Проводив Пинелли, Дуняша ждала брата в своем тереме, поставленном для нее в глубине двора. Пол был устлан коврами, стены шелками затянуты — роскошь восточная. Князь ездил с посольством к персам — нагляделся и перенял. Но и роскошь эту, и терем Дуняша без оглядки променяла бы на светлухинскую горенку. На единый миг сойтись бы всем в родительском доме… не поговорить, а хоть краешком глаза глянуть на близких. Не суждено: растолкала судьба по свету. Слава богу, хоть Тимоша неподалеку и, как выдастся час, проведает. Вот и шаги его слышатся, быстрые, мягкие. В лесу, за зверем охотясь, выучился ходить бесшумно. Другой бы, может, и не услыхал, но чуткое ухо Дуняши всегда угадывало приближение Бармы.

— Заждалась я тебя, братко! — рванувшись навстречу, приникла и, как это редко случалось с ней в замужестве, счастливо заулыбалась. Князь хоть и не воспрещал видеться, однако наедине их не оставлял. И потому встреча эта была особенно дорога. Барма принес ей крашеных пряников. Дуняша с детства любила пряники. И теперь им обрадовалась, прижав руки к груди, счастливо вскрикнула. От ее чистого, детского восторга и Барме стало радостно. Смотрел на сестру во все глаза, посмеивался, а зайка шмыгал по горнице, что-то вынюхивая. Нашлось и для него лакомство: морковка.

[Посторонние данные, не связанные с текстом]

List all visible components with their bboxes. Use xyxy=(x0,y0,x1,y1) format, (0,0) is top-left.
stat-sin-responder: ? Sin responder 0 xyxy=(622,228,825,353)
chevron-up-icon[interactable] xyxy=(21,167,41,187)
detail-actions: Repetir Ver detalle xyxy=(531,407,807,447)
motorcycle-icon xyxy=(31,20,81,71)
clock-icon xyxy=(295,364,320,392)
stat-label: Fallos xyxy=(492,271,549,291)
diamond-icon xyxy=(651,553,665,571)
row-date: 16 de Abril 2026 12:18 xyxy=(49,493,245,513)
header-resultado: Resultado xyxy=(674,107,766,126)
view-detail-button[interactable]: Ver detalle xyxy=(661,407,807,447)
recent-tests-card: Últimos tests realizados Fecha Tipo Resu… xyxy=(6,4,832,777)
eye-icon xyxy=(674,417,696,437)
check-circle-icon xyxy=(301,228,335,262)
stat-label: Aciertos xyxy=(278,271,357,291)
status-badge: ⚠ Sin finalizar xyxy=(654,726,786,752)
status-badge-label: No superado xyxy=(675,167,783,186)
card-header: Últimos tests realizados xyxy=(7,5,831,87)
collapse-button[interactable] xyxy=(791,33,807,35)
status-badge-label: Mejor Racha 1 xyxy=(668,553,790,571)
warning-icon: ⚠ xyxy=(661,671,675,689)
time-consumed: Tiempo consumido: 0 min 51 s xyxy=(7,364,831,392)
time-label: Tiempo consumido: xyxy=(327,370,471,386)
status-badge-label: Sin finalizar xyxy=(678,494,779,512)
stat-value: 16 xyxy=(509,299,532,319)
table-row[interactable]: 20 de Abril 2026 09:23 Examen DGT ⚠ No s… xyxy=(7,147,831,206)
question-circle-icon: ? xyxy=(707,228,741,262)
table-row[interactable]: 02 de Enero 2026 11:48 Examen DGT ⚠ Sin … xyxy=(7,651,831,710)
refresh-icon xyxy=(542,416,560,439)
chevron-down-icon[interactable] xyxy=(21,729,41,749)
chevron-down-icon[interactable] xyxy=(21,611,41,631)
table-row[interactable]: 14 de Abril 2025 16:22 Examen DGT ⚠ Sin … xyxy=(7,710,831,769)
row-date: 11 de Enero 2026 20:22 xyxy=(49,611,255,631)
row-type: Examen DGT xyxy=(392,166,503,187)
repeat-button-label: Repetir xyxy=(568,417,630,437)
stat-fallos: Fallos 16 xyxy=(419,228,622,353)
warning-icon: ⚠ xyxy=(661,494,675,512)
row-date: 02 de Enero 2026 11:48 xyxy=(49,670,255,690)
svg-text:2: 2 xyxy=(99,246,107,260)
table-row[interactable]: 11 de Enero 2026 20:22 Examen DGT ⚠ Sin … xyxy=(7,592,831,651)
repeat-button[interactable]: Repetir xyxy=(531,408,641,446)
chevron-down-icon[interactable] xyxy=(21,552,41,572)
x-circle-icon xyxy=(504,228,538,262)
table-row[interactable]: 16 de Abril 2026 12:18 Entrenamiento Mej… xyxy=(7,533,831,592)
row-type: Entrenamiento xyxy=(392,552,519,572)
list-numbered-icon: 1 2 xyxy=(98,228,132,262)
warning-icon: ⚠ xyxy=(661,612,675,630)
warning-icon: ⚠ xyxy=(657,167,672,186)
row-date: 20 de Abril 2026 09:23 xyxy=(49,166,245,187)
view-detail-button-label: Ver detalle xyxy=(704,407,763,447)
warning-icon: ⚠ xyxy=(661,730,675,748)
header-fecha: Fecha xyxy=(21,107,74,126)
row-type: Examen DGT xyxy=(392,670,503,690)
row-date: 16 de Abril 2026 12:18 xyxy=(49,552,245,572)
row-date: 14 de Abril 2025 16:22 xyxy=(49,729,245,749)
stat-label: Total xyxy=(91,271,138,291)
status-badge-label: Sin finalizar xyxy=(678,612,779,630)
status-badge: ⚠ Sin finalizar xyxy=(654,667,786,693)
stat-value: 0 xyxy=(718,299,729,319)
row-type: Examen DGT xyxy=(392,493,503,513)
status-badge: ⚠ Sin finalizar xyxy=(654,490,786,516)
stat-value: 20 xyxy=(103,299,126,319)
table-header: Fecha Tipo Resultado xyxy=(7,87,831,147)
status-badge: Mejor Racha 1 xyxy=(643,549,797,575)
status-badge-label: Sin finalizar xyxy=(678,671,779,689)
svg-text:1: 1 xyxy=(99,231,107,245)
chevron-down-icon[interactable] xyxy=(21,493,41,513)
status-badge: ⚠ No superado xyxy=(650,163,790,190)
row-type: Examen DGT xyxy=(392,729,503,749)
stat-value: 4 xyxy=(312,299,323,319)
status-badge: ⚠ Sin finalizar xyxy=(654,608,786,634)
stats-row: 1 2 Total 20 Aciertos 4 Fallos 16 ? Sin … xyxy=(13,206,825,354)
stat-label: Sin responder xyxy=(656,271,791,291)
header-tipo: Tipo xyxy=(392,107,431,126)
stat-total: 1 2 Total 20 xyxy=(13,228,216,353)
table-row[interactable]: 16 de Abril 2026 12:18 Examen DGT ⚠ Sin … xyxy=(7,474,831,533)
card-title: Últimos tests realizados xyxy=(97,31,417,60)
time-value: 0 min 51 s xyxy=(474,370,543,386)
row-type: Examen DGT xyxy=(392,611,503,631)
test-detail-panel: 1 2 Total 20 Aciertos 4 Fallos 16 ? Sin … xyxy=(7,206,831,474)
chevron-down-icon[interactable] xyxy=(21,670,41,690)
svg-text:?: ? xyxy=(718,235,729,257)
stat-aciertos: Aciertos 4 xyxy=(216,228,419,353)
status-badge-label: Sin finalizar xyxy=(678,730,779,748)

Получив ее, звереныш захрумкал, еще более насмешив Дуняшу.

— И я тебе припасла подарок, — просмеявшись, сказала она. Оправив волосы, вышла и вскоре вернулась с мешочком, с клетчатою доской.

— Шахматы?! Вот спасибо! Я думал, сгинули или князю достались. Ну как он, не донимает тебя? Поди, и шагу ступить не дает?

— Нет, он добр со мною. Худого слова не слыхивала.

— Гляди ты! А ведь какой зверь! Да что там, зверя я приручал, а вот человека… нет, не доверяет он добру.

— Не бойся за меня, братко! Я в обиду себя не дам, — сказала Дуняша. Барма улыбнулся: тоненькая, хрупкая: ветер дунет — переломится. Как есть тростинка. А туда же: «В обиду не дам».

— Вот ножичек, Дунюшка. Сам его выковал. Имей его при себе — мало ли что, — подал нож с инкрустацией; не велик, но остер, до любого сердца достанет.

— Опять подарок! — свела брови Дуняша. — Балуешь ты меня!

— Кого ж мне еще баловать-то? — мрачно усмехнулся Барма. Вот уж подарок принес — нож. — Ну прощай, росинка моя! Скоро своей крышей обзаведусь. Приезжать-то будешь?

— Ой, да кажин день не по разу!

Обнялись. Ушел все той же легкой походкой, теперь чуть замедленной, словно груз какой-то давил его к земле. А груз был немалый: разные тревожные мысли. Ушел Барма, а шаги его еще долго отдавались в ушах. На розовых губках Дуняши плавала рассеянная улыбка. Эту улыбку спугнул вошедший без стука Борис Петрович.

8

Пикан молился. Сказать по правде, память на молитвы у него слабовата. Но ведь суть служения богу — он это давно установил — не в том, чтобы твердить сотни кем-то сочиненных слов, а в том, чтобы поверять ему свои собственные, тайно выношенные мысли. Если ж непременно нужна уставная молитва, что ж, можно троекратно повторить «Отче наш» или другую, усвоенную с самого детства. Но вот как быть с проповедями? Проповеди произносили все настоящие ревнители истинной веры. Особливо ж прославился ими покойный Аввакум. Ипат, ретивый последователь его, того пламени в речах не имел. Туго, со скрипом, вытягивал слово за уши. Ивана и вовсе слова не слушались. Кабы их можно было вытесать, как, скажем, петуха деревянного или конек на крышу! Топором Иван искусней, чем языком, владеет. Но слово топорное душу человеческую не заденет. Разве что сам топор… Многих, ох многих лишил топор языка с головою вместе.